The same goes with food and beverages. Developing fusion food ideas increases value at pasar malam and stalls. Market gardeners can develop online home delivery systems. Such ideas can develop new value-added demand.
It is here where government development programs must be focused to make a difference. Innovation is a great tool to use in alleviating poverty.
For the rest within the informal sector, a minimum income safety net must be created to catch and support those who really need support. This needs a ‘Robin Hood’ taxation policy, that taxes the super-rich and redistributes income to the B20. The government must have the strength to undertake this. The money is already there, and such an initiative wouldn’t add anything to government debt levels. If not, Malaysia will become a country with a small group of super-rich and a large group of citizens living in poverty.
This is not the Malaysia anyone should want.
Ignoring the informal sector will cost Malaysia any chance of achieving uniform growth throughout the economy.

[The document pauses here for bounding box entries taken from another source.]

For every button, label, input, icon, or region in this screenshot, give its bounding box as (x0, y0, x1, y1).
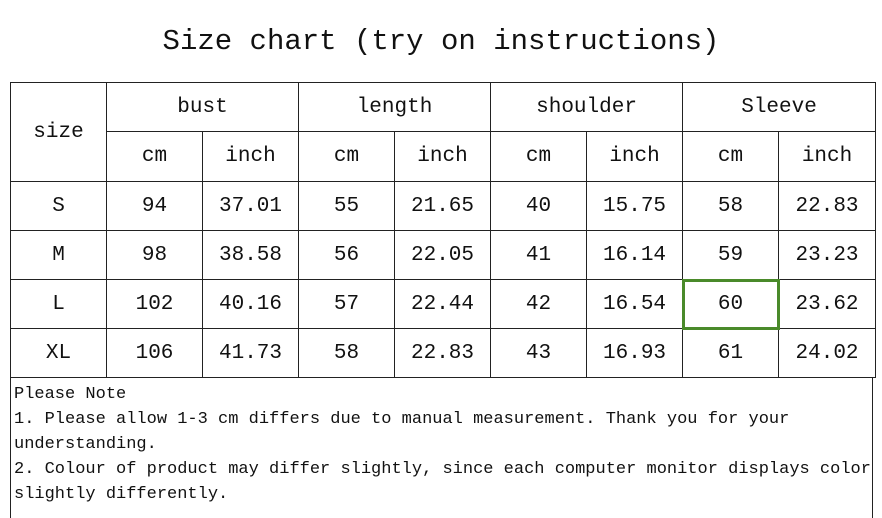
value-cell[interactable]: 43 (490, 328, 588, 378)
value-cell[interactable]: 23.23 (778, 230, 877, 280)
value-cell[interactable]: 41 (490, 230, 588, 280)
value-cell[interactable]: 42 (490, 279, 588, 329)
value-cell[interactable]: 40 (490, 181, 588, 231)
size-header: size (10, 82, 107, 182)
size-cell[interactable]: L (10, 279, 107, 329)
group-header-sleeve: Sleeve (682, 82, 877, 132)
value-cell[interactable]: 38.58 (201, 230, 300, 280)
size-cell[interactable]: XL (10, 328, 107, 378)
value-cell[interactable]: 40.16 (201, 279, 300, 329)
unit-header: inch (201, 131, 300, 182)
note-line-2: 2. Colour of product may differ slightly… (14, 460, 882, 504)
value-cell[interactable]: 22.83 (778, 181, 877, 231)
unit-header: cm (106, 131, 203, 182)
value-cell[interactable]: 22.44 (394, 279, 492, 329)
value-cell[interactable]: 59 (682, 230, 780, 280)
unit-header: inch (778, 131, 877, 182)
group-header-bust: bust (105, 82, 300, 132)
value-cell[interactable]: 56 (298, 230, 396, 280)
value-cell[interactable]: 106 (106, 328, 203, 378)
value-cell[interactable]: 22.05 (394, 230, 492, 280)
value-cell[interactable]: 16.14 (586, 230, 684, 280)
group-header-length: length (298, 82, 492, 132)
table-row: L 102 40.16 57 22.44 42 16.54 60 23.62 (10, 278, 877, 330)
size-cell[interactable]: S (10, 181, 107, 231)
value-cell[interactable]: 22.83 (394, 328, 492, 378)
value-cell[interactable]: 102 (106, 279, 203, 329)
value-cell[interactable]: 55 (298, 181, 396, 231)
value-cell[interactable]: 57 (298, 279, 396, 329)
value-cell[interactable]: 37.01 (201, 181, 300, 231)
note-heading: Please Note (14, 385, 127, 404)
value-cell[interactable]: 41.73 (201, 328, 300, 378)
value-cell[interactable]: 23.62 (778, 279, 877, 329)
note-line-1: 1. Please allow 1-3 cm differs due to ma… (14, 410, 800, 454)
value-cell[interactable]: 98 (106, 230, 203, 280)
value-cell[interactable]: 58 (298, 328, 396, 378)
value-cell[interactable]: 24.02 (778, 328, 877, 378)
size-chart-table: size bust length shoulder Sleeve cm inch… (10, 82, 877, 378)
table-row: M 98 38.58 56 22.05 41 16.14 59 23.23 (10, 230, 877, 280)
group-header-shoulder: shoulder (490, 82, 684, 132)
unit-header: inch (586, 131, 684, 182)
size-cell[interactable]: M (10, 230, 107, 280)
value-cell[interactable]: 21.65 (394, 181, 492, 231)
selected-cell[interactable]: 60 (681, 278, 780, 330)
table-row: XL 106 41.73 58 22.83 43 16.93 61 24.02 (10, 328, 877, 378)
value-cell[interactable]: 58 (682, 181, 780, 231)
value-cell[interactable]: 15.75 (586, 181, 684, 231)
page-title: Size chart (try on instructions) (162, 25, 720, 58)
unit-header: inch (394, 131, 492, 182)
value-cell[interactable]: 16.93 (586, 328, 684, 378)
unit-header: cm (298, 131, 396, 182)
value-cell[interactable]: 94 (106, 181, 203, 231)
note-box: Please Note 1. Please allow 1-3 cm diffe… (10, 378, 873, 518)
unit-header: cm (682, 131, 780, 182)
value-cell[interactable]: 16.54 (586, 279, 684, 329)
unit-header: cm (490, 131, 588, 182)
value-cell[interactable]: 61 (682, 328, 780, 378)
table-row: S 94 37.01 55 21.65 40 15.75 58 22.83 (10, 181, 877, 231)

Without refocusing policy, the rich will get richer and the poor will become relatively poorer, and Malaysia will remain in the middle-income trap. The best way to drive up wages within the wider economy is to raise incomes within the informal sector to put pressure on employers to offer better wages than what those within the informal sector can earn.
Malaysia must transform from a rent-seeking based economy to an innovation led economy. This should start within the informal sector.